School Counselors
Much like school nurses, teachers strongly value school counselors and are willing to trade off additional income to work at a school with a counselor. Teachers are willing to trade a 12.5 percent increase in pay, or $6,734, to work in a school with one full-time counselor—more than double the per-teacher cost of $2,475 at a school of average size, based on an average counselor salary of $81,689. Working at a school that employs two full-time counselors is worth trading off $8,959 in additional salary to teachers, which is almost 1.8 times the per-teacher cost of $4,950.
School counselors are in relatively short supply in American schools: just 65 percent of elementary schools, 71 percent of middle schools, and 79 percent of high schools have a full-time counselor on staff, and 11 percent do not employ any counselor at all. Four out of five schools do not meet the recommended counselor-to-student ratio of 250:1.
School counselors are trained to support students’ mental health, including during personal challenges and global emergencies. A Massachusetts study found that effective school counselors also boost college readiness and educational attainment (see “Better School Counselors, Better Outcomes,” research, summer 2020).
Instructional Coaches
An estimated two-thirds of U.S. schools offer teachers access to instructional coaching, either from a dedicated coach or school leader, which is a growing area of focus in research and reform efforts in recent years (see “Taking Teacher Coaching to Scale,” research, fall 2018). Prior research has found that teachers value opportunities for professional growth. On the whole, however, teachers in our sample strictly prefer investments in counselors, nurses, and special-education specialists to investments in instructional coaching. Teachers are willing to trade a 4.2 percent raise, or $2,245 in additional salary, for one hour of individual coaching per month.
Although the offer of coaching does not appear to influence teachers’ employment preferences as much as the availability of special-education specialists, nurses, and school counselors, the value teachers place on coaching exceeds its cost. Based on the average full-time salary and benefits package of $89,100 and assuming three hours of worktime per coaching session, including observation, preparation, delivery, and administrative support, a full year of monthly coaching would cost $1,511 per teacher—about two-thirds of what teachers are willing to forgo in salary increases for that support.
Childcare Subsidies
To date, research on teachers’ preferences has largely overlooked the question of whether offering teachers childcare benefits would be a fruitful strategy to recruit or retain teachers.
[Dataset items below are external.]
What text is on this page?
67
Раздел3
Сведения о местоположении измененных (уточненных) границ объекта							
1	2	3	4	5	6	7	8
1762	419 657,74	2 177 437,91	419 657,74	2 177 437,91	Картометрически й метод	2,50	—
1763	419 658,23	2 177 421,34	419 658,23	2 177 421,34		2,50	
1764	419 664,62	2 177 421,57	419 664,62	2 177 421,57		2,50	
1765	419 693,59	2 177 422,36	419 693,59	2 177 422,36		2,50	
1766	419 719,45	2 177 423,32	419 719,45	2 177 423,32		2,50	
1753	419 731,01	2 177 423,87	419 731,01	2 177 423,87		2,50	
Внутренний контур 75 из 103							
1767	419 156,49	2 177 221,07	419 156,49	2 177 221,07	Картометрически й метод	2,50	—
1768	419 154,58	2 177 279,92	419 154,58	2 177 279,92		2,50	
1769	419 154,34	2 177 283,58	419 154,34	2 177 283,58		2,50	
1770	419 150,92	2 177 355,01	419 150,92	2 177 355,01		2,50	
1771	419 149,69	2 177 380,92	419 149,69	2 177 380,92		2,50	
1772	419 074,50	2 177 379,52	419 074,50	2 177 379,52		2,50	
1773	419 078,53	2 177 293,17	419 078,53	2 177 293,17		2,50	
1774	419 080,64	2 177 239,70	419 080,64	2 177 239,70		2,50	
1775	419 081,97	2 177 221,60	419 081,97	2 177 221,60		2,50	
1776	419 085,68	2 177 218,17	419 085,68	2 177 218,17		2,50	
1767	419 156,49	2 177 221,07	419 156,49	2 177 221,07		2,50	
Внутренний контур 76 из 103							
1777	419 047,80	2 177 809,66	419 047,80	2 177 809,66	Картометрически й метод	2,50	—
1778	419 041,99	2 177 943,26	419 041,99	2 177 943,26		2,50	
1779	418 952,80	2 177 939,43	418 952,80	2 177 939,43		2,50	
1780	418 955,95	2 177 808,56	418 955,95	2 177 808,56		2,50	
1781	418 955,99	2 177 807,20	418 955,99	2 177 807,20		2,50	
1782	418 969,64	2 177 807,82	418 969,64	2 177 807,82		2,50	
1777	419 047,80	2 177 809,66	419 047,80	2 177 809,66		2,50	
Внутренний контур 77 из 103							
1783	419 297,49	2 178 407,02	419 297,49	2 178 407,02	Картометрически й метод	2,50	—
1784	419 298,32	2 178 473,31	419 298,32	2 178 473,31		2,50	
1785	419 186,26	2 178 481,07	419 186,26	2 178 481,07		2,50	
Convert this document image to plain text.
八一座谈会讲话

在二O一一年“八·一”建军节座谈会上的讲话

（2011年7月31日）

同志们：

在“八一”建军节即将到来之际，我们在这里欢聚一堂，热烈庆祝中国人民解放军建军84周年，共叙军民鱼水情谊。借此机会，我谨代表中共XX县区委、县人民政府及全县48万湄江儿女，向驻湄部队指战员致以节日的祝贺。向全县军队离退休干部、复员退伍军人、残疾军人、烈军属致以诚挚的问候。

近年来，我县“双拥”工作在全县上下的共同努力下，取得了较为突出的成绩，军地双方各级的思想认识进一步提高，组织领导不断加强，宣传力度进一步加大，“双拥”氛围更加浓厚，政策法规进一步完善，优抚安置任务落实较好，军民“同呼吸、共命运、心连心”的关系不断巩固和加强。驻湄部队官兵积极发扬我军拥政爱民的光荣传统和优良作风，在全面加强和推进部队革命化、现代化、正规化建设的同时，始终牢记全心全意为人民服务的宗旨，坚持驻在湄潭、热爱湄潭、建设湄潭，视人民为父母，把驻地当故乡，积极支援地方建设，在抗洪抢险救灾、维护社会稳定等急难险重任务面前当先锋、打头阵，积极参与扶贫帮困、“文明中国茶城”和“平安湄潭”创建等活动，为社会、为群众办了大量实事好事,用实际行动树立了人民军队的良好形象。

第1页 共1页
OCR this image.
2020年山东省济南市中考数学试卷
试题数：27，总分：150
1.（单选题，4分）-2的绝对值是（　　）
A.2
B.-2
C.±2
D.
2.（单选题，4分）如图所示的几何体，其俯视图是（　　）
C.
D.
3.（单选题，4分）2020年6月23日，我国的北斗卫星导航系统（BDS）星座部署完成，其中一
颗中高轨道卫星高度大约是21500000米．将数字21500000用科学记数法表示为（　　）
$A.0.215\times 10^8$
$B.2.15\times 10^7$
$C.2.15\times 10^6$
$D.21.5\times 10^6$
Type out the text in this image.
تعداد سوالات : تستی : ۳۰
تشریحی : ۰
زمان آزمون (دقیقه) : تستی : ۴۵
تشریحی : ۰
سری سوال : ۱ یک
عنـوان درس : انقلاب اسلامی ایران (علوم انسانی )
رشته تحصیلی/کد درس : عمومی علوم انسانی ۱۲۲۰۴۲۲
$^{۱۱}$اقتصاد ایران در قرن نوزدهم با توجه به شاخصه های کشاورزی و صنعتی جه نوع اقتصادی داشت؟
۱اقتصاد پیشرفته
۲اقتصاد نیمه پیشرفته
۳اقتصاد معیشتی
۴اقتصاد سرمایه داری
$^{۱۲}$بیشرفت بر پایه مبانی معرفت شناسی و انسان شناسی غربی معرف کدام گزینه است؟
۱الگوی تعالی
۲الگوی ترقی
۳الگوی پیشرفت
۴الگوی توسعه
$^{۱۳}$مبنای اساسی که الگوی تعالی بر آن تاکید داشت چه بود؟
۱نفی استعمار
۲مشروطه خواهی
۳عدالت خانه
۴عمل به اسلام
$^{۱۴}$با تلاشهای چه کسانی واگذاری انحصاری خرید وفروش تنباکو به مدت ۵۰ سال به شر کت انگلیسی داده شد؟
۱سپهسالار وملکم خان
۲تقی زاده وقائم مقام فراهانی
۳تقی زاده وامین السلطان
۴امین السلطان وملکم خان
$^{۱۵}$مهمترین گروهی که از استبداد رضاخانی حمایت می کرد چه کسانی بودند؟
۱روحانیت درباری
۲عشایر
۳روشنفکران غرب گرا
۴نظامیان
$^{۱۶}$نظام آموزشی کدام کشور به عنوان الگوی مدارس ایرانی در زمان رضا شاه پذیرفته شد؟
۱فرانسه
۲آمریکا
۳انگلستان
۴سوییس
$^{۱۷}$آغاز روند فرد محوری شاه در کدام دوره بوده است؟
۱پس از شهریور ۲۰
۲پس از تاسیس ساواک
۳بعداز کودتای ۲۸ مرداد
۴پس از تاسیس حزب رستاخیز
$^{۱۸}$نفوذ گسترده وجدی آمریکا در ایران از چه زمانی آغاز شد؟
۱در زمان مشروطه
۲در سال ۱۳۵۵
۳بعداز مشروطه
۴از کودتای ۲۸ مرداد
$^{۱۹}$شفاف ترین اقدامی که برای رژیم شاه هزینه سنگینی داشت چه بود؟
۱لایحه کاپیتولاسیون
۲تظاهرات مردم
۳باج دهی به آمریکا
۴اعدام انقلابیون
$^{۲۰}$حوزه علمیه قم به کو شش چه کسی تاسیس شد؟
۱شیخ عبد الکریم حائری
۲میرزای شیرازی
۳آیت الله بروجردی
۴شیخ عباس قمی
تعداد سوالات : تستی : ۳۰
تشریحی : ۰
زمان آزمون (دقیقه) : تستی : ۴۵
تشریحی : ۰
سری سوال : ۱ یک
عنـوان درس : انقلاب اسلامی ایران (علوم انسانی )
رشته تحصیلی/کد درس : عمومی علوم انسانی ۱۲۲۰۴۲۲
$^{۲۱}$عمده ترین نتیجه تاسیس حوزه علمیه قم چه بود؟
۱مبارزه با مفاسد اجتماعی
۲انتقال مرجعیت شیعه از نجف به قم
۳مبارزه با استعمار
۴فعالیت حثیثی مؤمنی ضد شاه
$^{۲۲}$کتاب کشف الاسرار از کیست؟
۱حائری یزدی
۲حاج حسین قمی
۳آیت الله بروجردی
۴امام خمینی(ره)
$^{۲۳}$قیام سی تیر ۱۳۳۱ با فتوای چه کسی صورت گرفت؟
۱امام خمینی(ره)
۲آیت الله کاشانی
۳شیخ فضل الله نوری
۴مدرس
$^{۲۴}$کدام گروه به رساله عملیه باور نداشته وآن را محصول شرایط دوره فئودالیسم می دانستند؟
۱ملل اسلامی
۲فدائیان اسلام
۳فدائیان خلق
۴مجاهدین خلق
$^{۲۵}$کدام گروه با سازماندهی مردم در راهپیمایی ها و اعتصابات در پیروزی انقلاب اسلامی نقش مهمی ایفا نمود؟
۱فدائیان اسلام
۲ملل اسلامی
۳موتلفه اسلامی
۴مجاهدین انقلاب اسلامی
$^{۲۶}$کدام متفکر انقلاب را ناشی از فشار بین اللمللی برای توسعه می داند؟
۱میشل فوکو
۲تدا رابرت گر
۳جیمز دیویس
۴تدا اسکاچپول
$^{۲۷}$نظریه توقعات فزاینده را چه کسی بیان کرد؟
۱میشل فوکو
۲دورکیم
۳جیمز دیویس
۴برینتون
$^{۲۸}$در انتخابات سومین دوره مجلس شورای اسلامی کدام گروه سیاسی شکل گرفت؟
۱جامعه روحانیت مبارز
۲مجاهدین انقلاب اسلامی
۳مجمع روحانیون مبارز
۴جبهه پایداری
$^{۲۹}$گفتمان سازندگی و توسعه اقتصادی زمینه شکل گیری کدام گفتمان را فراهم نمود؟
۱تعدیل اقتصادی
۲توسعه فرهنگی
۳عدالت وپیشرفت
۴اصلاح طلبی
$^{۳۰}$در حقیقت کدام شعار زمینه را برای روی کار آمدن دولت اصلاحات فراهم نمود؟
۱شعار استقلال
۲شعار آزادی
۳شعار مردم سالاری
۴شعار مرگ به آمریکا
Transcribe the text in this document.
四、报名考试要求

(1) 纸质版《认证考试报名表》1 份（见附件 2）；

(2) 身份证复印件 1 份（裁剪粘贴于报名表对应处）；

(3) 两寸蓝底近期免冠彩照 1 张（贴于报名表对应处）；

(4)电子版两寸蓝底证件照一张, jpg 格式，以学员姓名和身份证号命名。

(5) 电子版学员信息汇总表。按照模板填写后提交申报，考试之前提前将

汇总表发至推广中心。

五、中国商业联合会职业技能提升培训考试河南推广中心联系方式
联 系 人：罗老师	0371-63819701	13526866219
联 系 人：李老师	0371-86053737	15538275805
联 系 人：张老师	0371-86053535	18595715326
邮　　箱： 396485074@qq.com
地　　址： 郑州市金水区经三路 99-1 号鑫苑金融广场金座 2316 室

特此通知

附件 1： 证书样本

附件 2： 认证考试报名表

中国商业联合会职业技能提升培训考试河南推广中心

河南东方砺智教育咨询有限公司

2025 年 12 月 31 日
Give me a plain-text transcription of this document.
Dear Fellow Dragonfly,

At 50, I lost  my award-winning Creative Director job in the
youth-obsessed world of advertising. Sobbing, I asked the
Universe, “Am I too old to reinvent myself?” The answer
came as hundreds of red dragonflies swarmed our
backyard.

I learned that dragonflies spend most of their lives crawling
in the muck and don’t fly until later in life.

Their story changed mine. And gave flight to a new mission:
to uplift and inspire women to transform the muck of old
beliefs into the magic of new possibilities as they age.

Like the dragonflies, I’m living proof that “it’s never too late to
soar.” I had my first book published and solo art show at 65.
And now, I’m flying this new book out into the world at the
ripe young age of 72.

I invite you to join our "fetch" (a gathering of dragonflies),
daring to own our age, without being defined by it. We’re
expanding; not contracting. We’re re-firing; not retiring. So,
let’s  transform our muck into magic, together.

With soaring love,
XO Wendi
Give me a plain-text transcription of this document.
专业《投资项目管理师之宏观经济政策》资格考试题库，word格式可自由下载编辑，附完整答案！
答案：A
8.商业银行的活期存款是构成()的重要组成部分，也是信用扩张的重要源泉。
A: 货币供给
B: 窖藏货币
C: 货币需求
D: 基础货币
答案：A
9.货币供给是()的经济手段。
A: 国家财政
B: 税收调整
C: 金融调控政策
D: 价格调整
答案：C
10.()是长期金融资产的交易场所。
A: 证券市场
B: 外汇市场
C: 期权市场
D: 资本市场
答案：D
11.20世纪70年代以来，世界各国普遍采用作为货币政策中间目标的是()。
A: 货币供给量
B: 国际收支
Districts rarely offer this benefit, which may be a missed opportunity—a robust body of evidence suggests childcare benefits increase women’s participation in the labor market and the challenge of juggling family and professional responsibilities without institutionalized, family-friendly workplace supports has long been a top reason women exit the teaching profession.
We therefore include two childcare subsidy amounts in our survey, both of which are capped at two children: $1,500 and $3,000 per child, for maximum subsidies of $3,000 and eligible expenses like daycare and after-school programs and expire when a child turns 12.
Teachers treat the smaller subsidy as a nearly one-to-one swap in pay, whether or not they have qualifying children at home: the average teacher is willing to trade off a 5.8 percent increase in salary, or $3,121, for a $1,500 per-child benefit that is capped at $3,000. For the larger benefit capped at $6,000, teachers would trade an 8.2 percent pay increase, or $4,411 in additional salary.
Some 43 percent of teachers in our sample had at least one child under 12 at the time of the survey; 57 percent did not and would be ineligible for these benefits. We compare their responses and find that, intuitively, the size of the childcare benefit matters most to eligible teachers, who would trade a $3,148 raise for a $3,000 subsidy and a $5,924 raise for a $6,000 subsidy. Ineligible teachers are willing to trade off about the same amount, approximately 6 percent or $3,200 in additional salary, for both subsidy sizes. This suggests that even teachers who would not immediately benefit from a childcare subsidy still value it.
For a hypothetical teacher making $60,000 with two children under 12, providing the larger childcare subsidy in lieu of a 10 percent raise would be far less expensive in the long run. Districts can cap subsidies at a fixed amount, and only a subset of the teaching workforce is eligible. A childcare subsidy expires as children age out, unlike a pay raise.